Elsewhere the court used this significant expression:
"The regulation is put and justified only as a temporary measure. See Wilson v. New, 243 U.S. 332, 345, 346, 37 Sup.Ct. 298, 61 L.Ed. 755, L.R.A. 1917E, 938, Ann.Cas. 1918A, 1024; Ft. Smith Western R. R. Co. v. Mills, 253 U.S. 206, 40 Sup.Ct. 526, 64 L.Ed. 862. A limit in time to tide over a passing trouble, well may justify a law that could not be upheld as a permanent change."
In the course of the opinion also appears this expression:
"Congress has stated the unquestionable embarrassment of government and danger to the public health in the existing condition of things. The space in Washington is necessarily monopolized in comparatively few hands, and letting portions of it is as much a business as any other. Housing is a necessary of life. All the elements of a public interest justifying some degree of public control are present. The only matter that seems to us open to debate is whether the statute goes too far.
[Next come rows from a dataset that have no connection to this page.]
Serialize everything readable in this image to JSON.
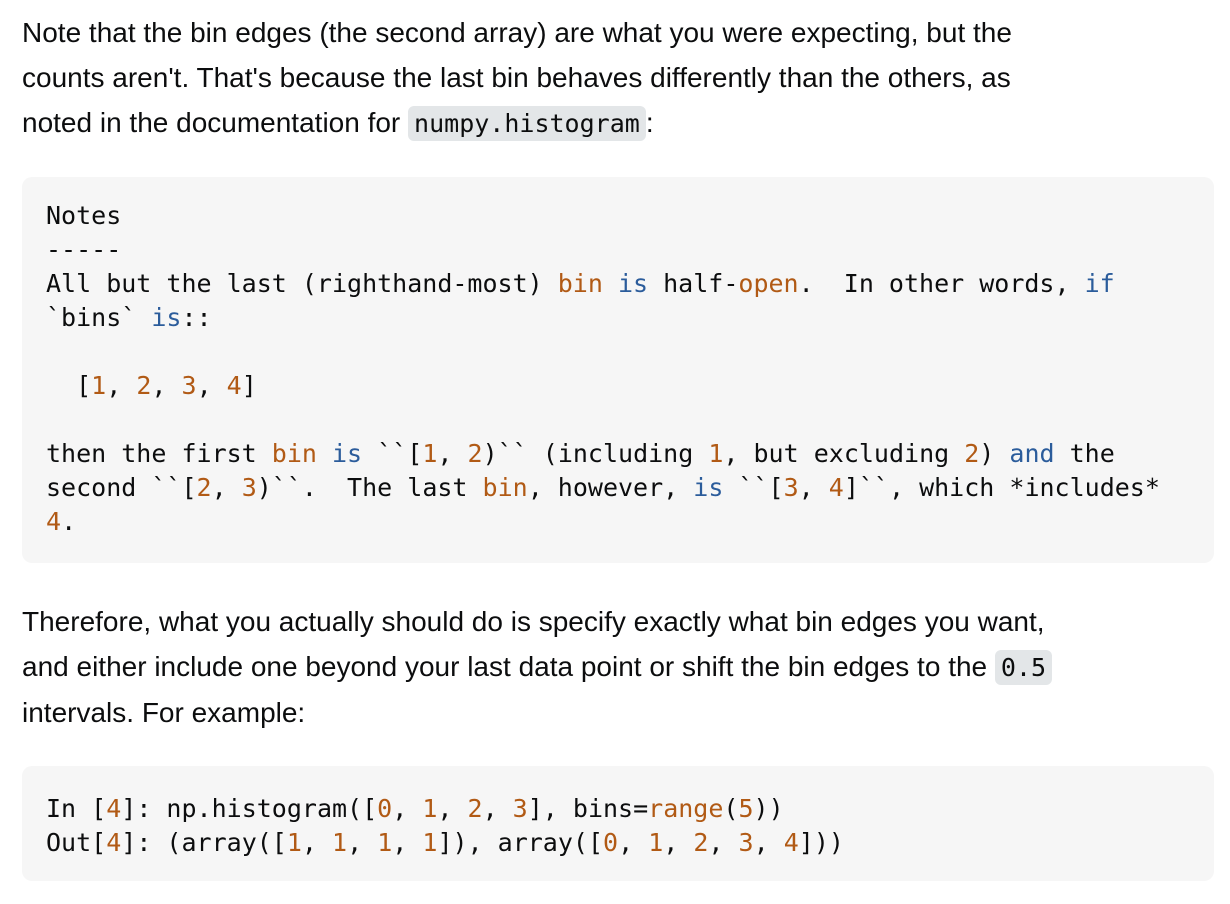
{
  "para1": {
    "line1": "Note that the bin edges (the second array) are what you were expecting, but the",
    "line2": "counts aren't. That's because the last bin behaves differently than the others, as",
    "line3_prefix": "noted in the documentation for ",
    "line3_code": "numpy.histogram",
    "line3_suffix": ":"
  },
  "notes_block": {
    "l1": "Notes",
    "l2": "-----",
    "l3": {
      "a": "All but the last (righthand-most) ",
      "b": "bin",
      "c": " ",
      "d": "is",
      "e": " half-",
      "f": "open",
      "g": ".  In other words, ",
      "h": "if"
    },
    "l4": {
      "a": "`bins` ",
      "b": "is",
      "c": "::"
    },
    "l5": "",
    "l6": {
      "a": "  [",
      "n1": "1",
      "s1": ", ",
      "n2": "2",
      "s2": ", ",
      "n3": "3",
      "s3": ", ",
      "n4": "4",
      "e": "]"
    },
    "l7": "",
    "l8": {
      "a": "then the first ",
      "b": "bin",
      "c": " ",
      "d": "is",
      "e": " ``[",
      "n1": "1",
      "s1": ", ",
      "n2": "2",
      "f": ")`` (including ",
      "n3": "1",
      "g": ", but excluding ",
      "n4": "2",
      "h": ") ",
      "i": "and",
      "j": " the"
    },
    "l9": {
      "a": "second ``[",
      "n1": "2",
      "s1": ", ",
      "n2": "3",
      "b": ")``.  The last ",
      "c": "bin",
      "d": ", however, ",
      "e": "is",
      "f": " ``[",
      "n3": "3",
      "s2": ", ",
      "n4": "4",
      "g": "]``, which *includes*"
    },
    "l10": {
      "n1": "4",
      "a": "."
    }
  },
  "para2": {
    "line1": "Therefore, what you actually should do is specify exactly what bin edges you want,",
    "line2_prefix": "and either include one beyond your last data point or shift the bin edges to the ",
    "line2_code": "0.5",
    "line3": "intervals. For example:"
  },
  "example_block": {
    "l1": {
      "a": "In [",
      "n1": "4",
      "b": "]: np.histogram([",
      "n2": "0",
      "s1": ", ",
      "n3": "1",
      "s2": ", ",
      "n4": "2",
      "s3": ", ",
      "n5": "3",
      "c": "], bins=",
      "d": "range",
      "e": "(",
      "n6": "5",
      "f": "))"
    },
    "l2": {
      "a": "Out[",
      "n1": "4",
      "b": "]: (array([",
      "n2": "1",
      "s1": ", ",
      "n3": "1",
      "s2": ", ",
      "n4": "1",
      "s3": ", ",
      "n5": "1",
      "c": "]), array([",
      "n6": "0",
      "s4": ", ",
      "n7": "1",
      "s5": ", ",
      "n8": "2",
      "s6": ", ",
      "n9": "3",
      "s7": ", ",
      "n10": "4",
      "d": "]))"
    }
  },
  "colors": {
    "keyword": "#2b5c9b",
    "literal": "#b15a15",
    "code_bg": "#f6f6f6",
    "inline_code_bg": "#e3e6e8"
  }
}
For just as there comes a point at which the police power ceases and leaves only that of eminent domain, it may be conceded that regulations of the present sort pressed to a certain height might amount to a taking without due process of law."
Both the La Fetra and the Block decisions declare the statutes to be valid because pressing public necessity, universally recognized as growing out of the unusual and unprecedented conditions incident to war, demanded their enactment for the general welfare. The arbitrary quality by which the statute we construe is characterized, and also the quality of class legislation by which it is characterized, find no analogy in the acts construed in the La Fetra Case and the Block Case, and we do not think a reasonable construction of those decisions or of any other case can render our decision in the Rumbo Case in conflict with sound authority.
The judgment of the trial court is reversed, and judgment is here rendered for appellant.